Friday, May 09, 2008

I See Dead Cows

Most people probably know that a not entirely uncommon design touch in western front yards is the cow skull. I don't know where the tradition originally started, but now and then in a desert-landscaped front yard you'll see a cow skull, preferably with horns. I guess it's a reminder of the harshness of the environment, or the economic impact of ranching, or the deep marks that cattle ranching left on the culture of the southwest (not so much these days, but powerfully so when I was a kid growing up in Flagstaff).

Heck, even my dad had a cow skull in his yard, but his life was complicated by the fact that neighborhood dogs used to steal his cow skull. He'd find it upside-down and gnawed in some other yard and he'd bring it home, only to have dogs drag if off again (I can only imagine that the dogs in question thought it was the coolest Milk-Bone they'd ever seen). He eventually attached it to a stake with baling wire to confound the pooches.

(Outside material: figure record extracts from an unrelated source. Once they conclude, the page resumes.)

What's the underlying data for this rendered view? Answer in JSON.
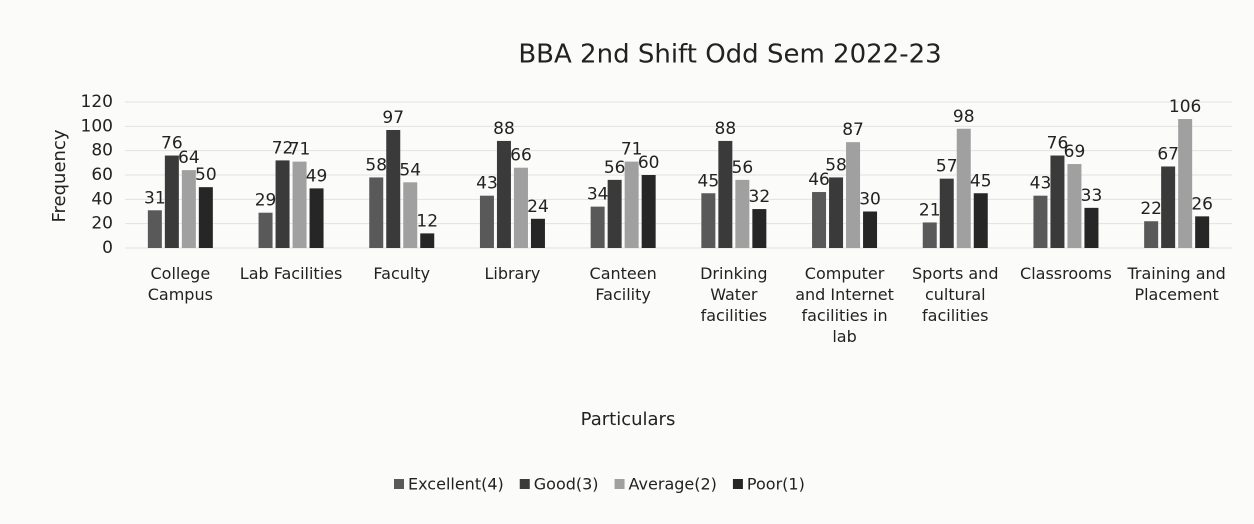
{
  "chart_data": {
    "type": "bar",
    "title": "BBA 2nd Shift Odd Sem 2022-23",
    "x_label": "Particulars",
    "y_label": "Frequency",
    "categories": [
      "College Campus",
      "Lab Facilities",
      "Faculty",
      "Library",
      "Canteen Facility",
      "Drinking Water facilities",
      "Computer and Internet facilities in lab",
      "Sports and cultural facilities",
      "Classrooms",
      "Training and Placement"
    ],
    "series": [
      {
        "name": "Excellent(4)",
        "color": "#595959",
        "values": [
          31,
          29,
          58,
          43,
          34,
          45,
          46,
          21,
          43,
          22
        ]
      },
      {
        "name": "Good(3)",
        "color": "#3a3a3a",
        "values": [
          76,
          72,
          97,
          88,
          56,
          88,
          58,
          57,
          76,
          67
        ]
      },
      {
        "name": "Average(2)",
        "color": "#a0a0a0",
        "values": [
          64,
          71,
          54,
          66,
          71,
          56,
          87,
          98,
          69,
          106
        ]
      },
      {
        "name": "Poor(1)",
        "color": "#262626",
        "values": [
          50,
          49,
          12,
          24,
          60,
          32,
          30,
          45,
          33,
          26
        ]
      }
    ],
    "ylim": [
      0,
      120
    ],
    "yticks": [
      0,
      20,
      40,
      60,
      80,
      100,
      120
    ],
    "grid": true,
    "legend": "bottom"
  }
}
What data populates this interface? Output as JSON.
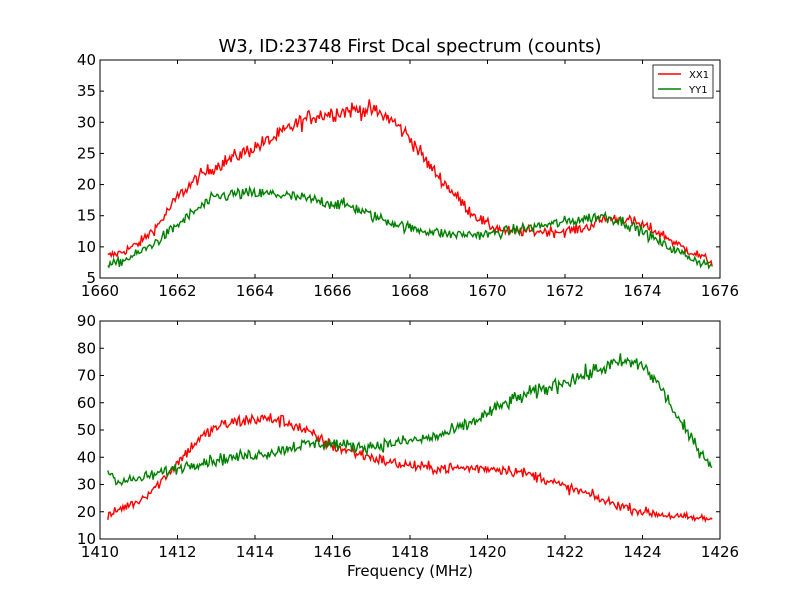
{
  "chart_data": [
    {
      "type": "line",
      "title": "W3, ID:23748 First Dcal spectrum (counts)",
      "xlabel": "",
      "ylabel": "",
      "xlim": [
        1660,
        1676
      ],
      "ylim": [
        5,
        40
      ],
      "xticks": [
        "1660",
        "1662",
        "1664",
        "1666",
        "1668",
        "1670",
        "1672",
        "1674",
        "1676"
      ],
      "yticks": [
        "5",
        "10",
        "15",
        "20",
        "25",
        "30",
        "35",
        "40"
      ],
      "legend_position": "top-right",
      "series": [
        {
          "name": "XX1",
          "color": "#ff0000",
          "x": [
            1660.2,
            1660.5,
            1661.0,
            1661.5,
            1662.0,
            1662.5,
            1663.0,
            1663.5,
            1664.0,
            1664.5,
            1665.0,
            1665.5,
            1666.0,
            1666.5,
            1667.0,
            1667.5,
            1668.0,
            1668.5,
            1669.0,
            1669.5,
            1670.0,
            1670.5,
            1671.0,
            1671.5,
            1672.0,
            1672.5,
            1673.0,
            1673.5,
            1674.0,
            1674.5,
            1675.0,
            1675.5,
            1675.8
          ],
          "values": [
            8.5,
            9.0,
            10.5,
            13.5,
            18.0,
            21.0,
            23.0,
            24.5,
            26.0,
            27.5,
            29.5,
            31.0,
            31.5,
            32.0,
            32.0,
            30.5,
            27.5,
            23.0,
            19.5,
            16.0,
            13.5,
            12.5,
            12.5,
            12.5,
            12.5,
            13.0,
            14.5,
            14.5,
            13.5,
            12.0,
            10.0,
            8.5,
            7.5
          ]
        },
        {
          "name": "YY1",
          "color": "#008000",
          "x": [
            1660.2,
            1660.5,
            1661.0,
            1661.5,
            1662.0,
            1662.5,
            1663.0,
            1663.5,
            1664.0,
            1664.5,
            1665.0,
            1665.5,
            1666.0,
            1666.5,
            1667.0,
            1667.5,
            1668.0,
            1668.5,
            1669.0,
            1669.5,
            1670.0,
            1670.5,
            1671.0,
            1671.5,
            1672.0,
            1672.5,
            1673.0,
            1673.5,
            1674.0,
            1674.5,
            1675.0,
            1675.5,
            1675.8
          ],
          "values": [
            7.0,
            7.5,
            9.0,
            11.0,
            13.5,
            16.0,
            18.0,
            18.5,
            18.5,
            18.5,
            18.0,
            17.5,
            17.0,
            16.5,
            15.0,
            14.0,
            13.0,
            12.5,
            12.0,
            12.0,
            12.0,
            12.5,
            13.0,
            13.5,
            14.0,
            14.5,
            15.0,
            14.0,
            12.5,
            10.5,
            9.0,
            7.5,
            7.0
          ]
        }
      ]
    },
    {
      "type": "line",
      "title": "",
      "xlabel": "Frequency (MHz)",
      "ylabel": "",
      "xlim": [
        1410,
        1426
      ],
      "ylim": [
        10,
        90
      ],
      "xticks": [
        "1410",
        "1412",
        "1414",
        "1416",
        "1418",
        "1420",
        "1422",
        "1424",
        "1426"
      ],
      "yticks": [
        "10",
        "20",
        "30",
        "40",
        "50",
        "60",
        "70",
        "80",
        "90"
      ],
      "series": [
        {
          "name": "XX1",
          "color": "#ff0000",
          "x": [
            1410.2,
            1410.5,
            1411.0,
            1411.5,
            1412.0,
            1412.5,
            1413.0,
            1413.5,
            1414.0,
            1414.5,
            1415.0,
            1415.5,
            1416.0,
            1416.5,
            1417.0,
            1417.5,
            1418.0,
            1418.5,
            1419.0,
            1419.5,
            1420.0,
            1420.5,
            1421.0,
            1421.5,
            1422.0,
            1422.5,
            1423.0,
            1423.5,
            1424.0,
            1424.5,
            1425.0,
            1425.5,
            1425.8
          ],
          "values": [
            18.0,
            21.0,
            24.0,
            30.0,
            38.0,
            46.0,
            51.0,
            53.0,
            54.0,
            54.0,
            52.0,
            48.0,
            44.0,
            42.0,
            40.0,
            38.0,
            37.0,
            36.0,
            36.0,
            36.0,
            36.0,
            35.5,
            34.0,
            32.0,
            29.0,
            27.0,
            24.0,
            22.0,
            20.0,
            19.0,
            18.0,
            17.5,
            17.5
          ]
        },
        {
          "name": "YY1",
          "color": "#008000",
          "x": [
            1410.2,
            1410.5,
            1411.0,
            1411.5,
            1412.0,
            1412.5,
            1413.0,
            1413.5,
            1414.0,
            1414.5,
            1415.0,
            1415.5,
            1416.0,
            1416.5,
            1417.0,
            1417.5,
            1418.0,
            1418.5,
            1419.0,
            1419.5,
            1420.0,
            1420.5,
            1421.0,
            1421.5,
            1422.0,
            1422.5,
            1423.0,
            1423.5,
            1424.0,
            1424.5,
            1425.0,
            1425.5,
            1425.8
          ],
          "values": [
            35.0,
            31.0,
            32.0,
            34.0,
            36.0,
            38.0,
            39.0,
            40.0,
            41.0,
            42.0,
            44.0,
            45.0,
            45.0,
            44.0,
            44.0,
            45.0,
            46.0,
            47.0,
            49.0,
            52.0,
            56.0,
            60.0,
            63.0,
            65.0,
            68.0,
            70.0,
            73.0,
            75.0,
            74.0,
            65.0,
            52.0,
            42.0,
            37.0
          ]
        }
      ]
    }
  ]
}
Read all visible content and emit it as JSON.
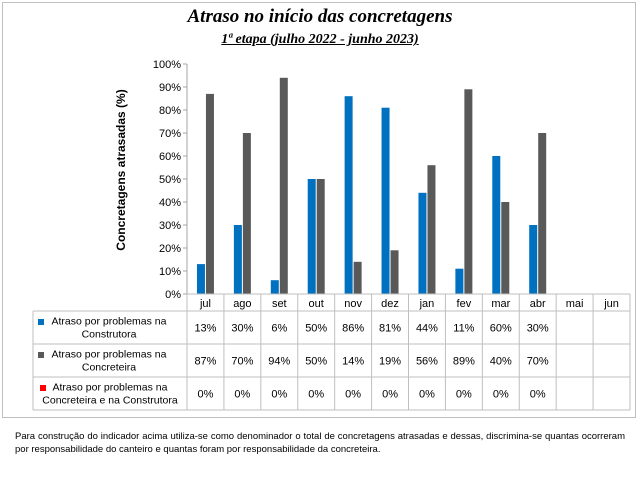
{
  "chart_data": {
    "type": "bar",
    "title": "Atraso no início das concretagens",
    "subtitle": "1ª etapa (julho 2022 - junho 2023)",
    "ylabel": "Concretagens atrasadas (%)",
    "ylim": [
      0,
      100
    ],
    "yticks": [
      "0%",
      "10%",
      "20%",
      "30%",
      "40%",
      "50%",
      "60%",
      "70%",
      "80%",
      "90%",
      "100%"
    ],
    "categories": [
      "jul",
      "ago",
      "set",
      "out",
      "nov",
      "dez",
      "jan",
      "fev",
      "mar",
      "abr",
      "mai",
      "jun"
    ],
    "series": [
      {
        "name": "Atraso por problemas na Construtora",
        "name_lines": [
          "Atraso por problemas na",
          "Construtora"
        ],
        "color": "#0070c0",
        "values": [
          13,
          30,
          6,
          50,
          86,
          81,
          44,
          11,
          60,
          30,
          null,
          null
        ],
        "labels": [
          "13%",
          "30%",
          "6%",
          "50%",
          "86%",
          "81%",
          "44%",
          "11%",
          "60%",
          "30%",
          "",
          ""
        ]
      },
      {
        "name": "Atraso por problemas na Concreteira",
        "name_lines": [
          "Atraso por problemas na",
          "Concreteira"
        ],
        "color": "#595959",
        "values": [
          87,
          70,
          94,
          50,
          14,
          19,
          56,
          89,
          40,
          70,
          null,
          null
        ],
        "labels": [
          "87%",
          "70%",
          "94%",
          "50%",
          "14%",
          "19%",
          "56%",
          "89%",
          "40%",
          "70%",
          "",
          ""
        ]
      },
      {
        "name": "Atraso por problemas na Concreteira e na Construtora",
        "name_lines": [
          "Atraso por problemas na",
          "Concreteira e na Construtora"
        ],
        "color": "#ff0000",
        "values": [
          0,
          0,
          0,
          0,
          0,
          0,
          0,
          0,
          0,
          0,
          null,
          null
        ],
        "labels": [
          "0%",
          "0%",
          "0%",
          "0%",
          "0%",
          "0%",
          "0%",
          "0%",
          "0%",
          "0%",
          "",
          ""
        ]
      }
    ],
    "grid": false,
    "legend": "data-table"
  },
  "note": "Para construção do indicador acima utiliza-se como denominador o total de concretagens atrasadas e dessas, discrimina-se quantas ocorreram por responsabilidade do canteiro e quantas foram por responsabilidade da concreteira."
}
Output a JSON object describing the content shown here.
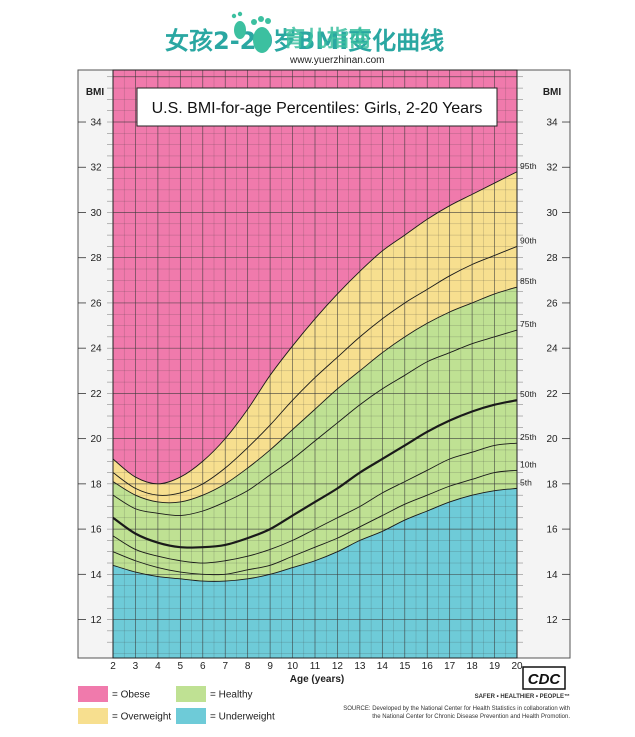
{
  "page": {
    "overlay_title": "女孩2-20岁BMI变化曲线",
    "watermark": "育儿指南",
    "watermark_url": "www.yuerzhinan.com"
  },
  "chart_data": {
    "type": "line",
    "title": "U.S. BMI-for-age Percentiles: Girls, 2-20 Years",
    "xlabel": "Age (years)",
    "ylabel": "BMI",
    "xlim": [
      2,
      20
    ],
    "ylim": [
      10,
      36
    ],
    "x_ticks": [
      2,
      3,
      4,
      5,
      6,
      7,
      8,
      9,
      10,
      11,
      12,
      13,
      14,
      15,
      16,
      17,
      18,
      19,
      20
    ],
    "y_ticks": [
      12,
      14,
      16,
      18,
      20,
      22,
      24,
      26,
      28,
      30,
      32,
      34
    ],
    "grid": true,
    "x": [
      2,
      3,
      4,
      5,
      6,
      7,
      8,
      9,
      10,
      11,
      12,
      13,
      14,
      15,
      16,
      17,
      18,
      19,
      20
    ],
    "series": [
      {
        "name": "95th",
        "values": [
          19.1,
          18.3,
          18.0,
          18.3,
          19.0,
          20.0,
          21.3,
          22.8,
          24.1,
          25.3,
          26.4,
          27.4,
          28.3,
          29.0,
          29.7,
          30.3,
          30.8,
          31.3,
          31.8
        ]
      },
      {
        "name": "90th",
        "values": [
          18.5,
          17.8,
          17.5,
          17.6,
          18.0,
          18.7,
          19.6,
          20.6,
          21.7,
          22.7,
          23.6,
          24.5,
          25.3,
          26.0,
          26.6,
          27.2,
          27.7,
          28.1,
          28.5
        ]
      },
      {
        "name": "85th",
        "values": [
          18.1,
          17.5,
          17.2,
          17.2,
          17.5,
          18.0,
          18.7,
          19.5,
          20.4,
          21.3,
          22.2,
          23.0,
          23.8,
          24.5,
          25.1,
          25.6,
          26.0,
          26.4,
          26.7
        ]
      },
      {
        "name": "75th",
        "values": [
          17.5,
          16.9,
          16.7,
          16.6,
          16.8,
          17.2,
          17.7,
          18.4,
          19.1,
          19.9,
          20.7,
          21.5,
          22.2,
          22.8,
          23.4,
          23.8,
          24.2,
          24.5,
          24.8
        ]
      },
      {
        "name": "50th",
        "values": [
          16.5,
          15.8,
          15.4,
          15.2,
          15.2,
          15.3,
          15.6,
          16.0,
          16.6,
          17.2,
          17.8,
          18.5,
          19.1,
          19.7,
          20.3,
          20.8,
          21.2,
          21.5,
          21.7
        ]
      },
      {
        "name": "25th",
        "values": [
          15.7,
          15.1,
          14.8,
          14.6,
          14.5,
          14.6,
          14.8,
          15.1,
          15.5,
          16.0,
          16.5,
          17.0,
          17.6,
          18.1,
          18.6,
          19.1,
          19.4,
          19.7,
          19.8
        ]
      },
      {
        "name": "10th",
        "values": [
          15.0,
          14.6,
          14.3,
          14.1,
          14.0,
          14.0,
          14.2,
          14.4,
          14.8,
          15.2,
          15.6,
          16.1,
          16.6,
          17.1,
          17.5,
          17.9,
          18.2,
          18.5,
          18.6
        ]
      },
      {
        "name": "5th",
        "values": [
          14.4,
          14.1,
          13.9,
          13.8,
          13.7,
          13.7,
          13.8,
          14.0,
          14.3,
          14.6,
          15.0,
          15.5,
          15.9,
          16.4,
          16.8,
          17.2,
          17.5,
          17.7,
          17.8
        ]
      }
    ],
    "legend": {
      "placement": "bottom-left",
      "items": [
        {
          "label": "= Obese",
          "color": "#f07aac"
        },
        {
          "label": "= Overweight",
          "color": "#f7df8f"
        },
        {
          "label": "= Healthy",
          "color": "#bfe193"
        },
        {
          "label": "= Underweight",
          "color": "#6ecbd8"
        }
      ]
    },
    "colors": {
      "obese": "#f07aac",
      "overweight": "#f7df8f",
      "healthy": "#bfe193",
      "underweight": "#6ecbd8",
      "grid": "#3a3a3a",
      "outer": "#f4f4f4"
    },
    "footer": {
      "logo": "CDC",
      "tagline": "SAFER • HEALTHIER • PEOPLE™",
      "source_line1": "SOURCE: Developed by the National Center for Health Statistics in collaboration with",
      "source_line2": "the National Center for Chronic Disease Prevention and Health Promotion."
    }
  }
}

The point is that though cow skulls are not very common in front yards these days, they aren't entirely unheard-of. But give someone a little slack and they go mad. It's like the people to start out with a single garden gnome and next thing you know they're installing a twenty-foot-tall sheet metal giraffe sculpture in their yard (don't laugh, I know where two such sheet metal giraffes can be had). Give someone a cow skull and a free hand, and next think you know, they build something grisly and weird.

There is a house down the road a piece (about a mile, which qualifies as "a piece"). It's sort of a McMansion thing, much bigger than the other custom homes in the area, and considerably more ornate. And its owner, a man who I imagine has a reputation for stretching questionable ideas painfully out of shape, decided to put cow skulls in his yard. Yes, skulls. And not content with mere skulls, he put whole dead cows in his yard. There's a scatter of spinal columns, ribcages, leg bones and the like; it looks almost exactly like four cows wandered for miles across the parched desert before finally dying in that spot of thirst and hopelessness. It's what Stephen King would come up with if he were a landscaping contractor, except he'd probably drill faux bullets holes in the skulls just for kicks. It's grisy, and it's depressing, like photographs of a dried-up waterhole in some drought-stricken part of Africa.

Unanswered (and, really, unasked) is the question of where one gets that many cow parts. Unanswered (and, again, unasked) is the question of why. But this is America; bad taste is never asked why.